Introduction to Modern Excel

Download the .pbix file, Click  here to open on the web.

Untitled

Modern Excel is a term  first coined to distinguish between Excel 2007, and Excel 2010  that saw  the introduction of PowerPivot and PowerQuery,  Excel has become a first class enterprise Business intelligence solution, Millions of row can be loaded, using PowerQuery , data can be linked using PowerPivot interactive, reports are easy to generate using PivotCharts and Cube Formula, and your audience will have more confidence in your reports.

Basically excel become a personal datawarehouse that store and analyze millions of records from multiple data sources.

A sample dashboard In Modern Excel

A “traditional” excel dashboard has no real distinction between the data source and the report itself, everything is mixed together with the results generated by a mixtures of vlookup and sumproduct, and maybe some VBA code,  if the boss ask for a different report, you have to start from scratch, but most importantly, it is error prone, if you move one cell, you may change the results without noticing, and there is no obvious way to audit the results.

The Dashboard was first built in Excel using PowerPivot and Powerquery then imported into PowerBI desktop then  published to the web.

I could have simply distribute the excel file with the reports  but I wanted to emphasis it is not simply another Excel spreadsheet with zillion of cryptic formulas that no one can understand except the author but a proper database solution based on columns not cells.

 

How it works

Anyone who used MS Access will find modern Excel very familiar, so let see how the steps needed to generate the sample  dashboard, it is only a very high level description, not a detailed tutorial.

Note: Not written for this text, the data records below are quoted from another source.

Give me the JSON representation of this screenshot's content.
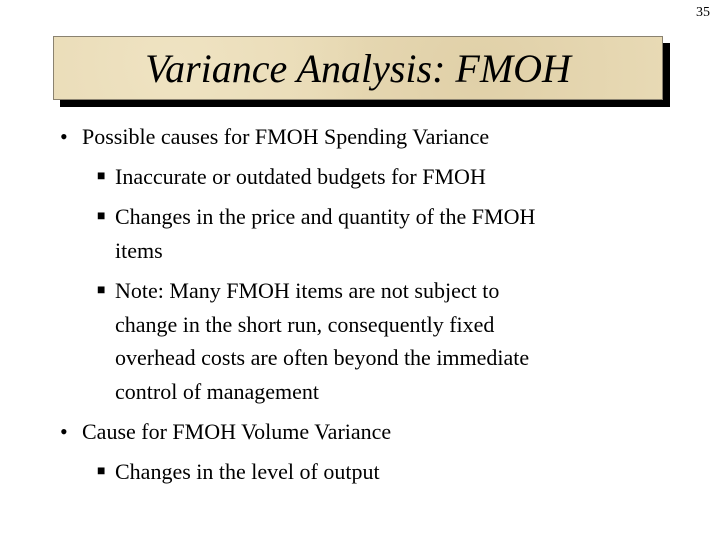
{
  "page_number": "35",
  "title": "Variance Analysis: FMOH",
  "bullets": [
    {
      "text": "Possible causes for FMOH Spending Variance",
      "sub": [
        {
          "lines": [
            "Inaccurate or outdated budgets for FMOH"
          ]
        },
        {
          "lines": [
            "Changes in the price and quantity of the FMOH",
            "items"
          ]
        },
        {
          "lines": [
            "Note: Many FMOH items are not subject to",
            "change in the short run, consequently fixed",
            "overhead costs are often beyond the immediate",
            "control of management"
          ]
        }
      ]
    },
    {
      "text": "Cause for FMOH Volume Variance",
      "sub": [
        {
          "lines": [
            "Changes in the level of output"
          ]
        }
      ]
    }
  ]
}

Data Source: most of SQL Servers, excel, text files, web, ms access, basically any data source you may think of

Data Preparation: PowerQuery is a Powerful ETL Tool for cleansing data and prepare it to be loaded in the data Model, for example if your export the spread of hours from P6, the data will be spread horizontally, in a couple of clicks  you can unpivot the data and make it as a table

Data Model: is where the relationship between the table are defined, here is a screenshot from the sample dashboard

DataModel

Dax:  the language to query the data model and define your measures, it is not that different from sql queries

Report and Charts: Pivot table, Pivot chart and cube formula that read from the data model

Here is an example of a pivot table that query from the data model, notice how are all the tables are visible, a classical pivot table will show only one table.

Pivot

Powerpivot vs PowerBI

It can be a little confusing when you hear all those terms but basically The core technology in Microsoft Business intelligence stack is in an in-memory analytic engine called Vertipaq, the same technology is present in different products intendent to service different market segment

  • PowerBI : the cloud offer from Microsoft to provide business intelligence for enterprise, it mainly compete with the like of tableau and Qlik, PowerBI come in two editions free and professional.
  • SQL Server Analysis Services : On premise Enterprise offer come with MS SQL Server
  •  PowerPivot : in Excel 2010  and up for self-service Business Intelligence

Wrap Up

Self service business intelligence is changing how to deal with data, microsoft has manage to bring a powerful technology to the end users,  previously a word like datawarehouse was exclusively a heavy IT investment, now with PowerPivot and PowerQuery you can do it by yourself.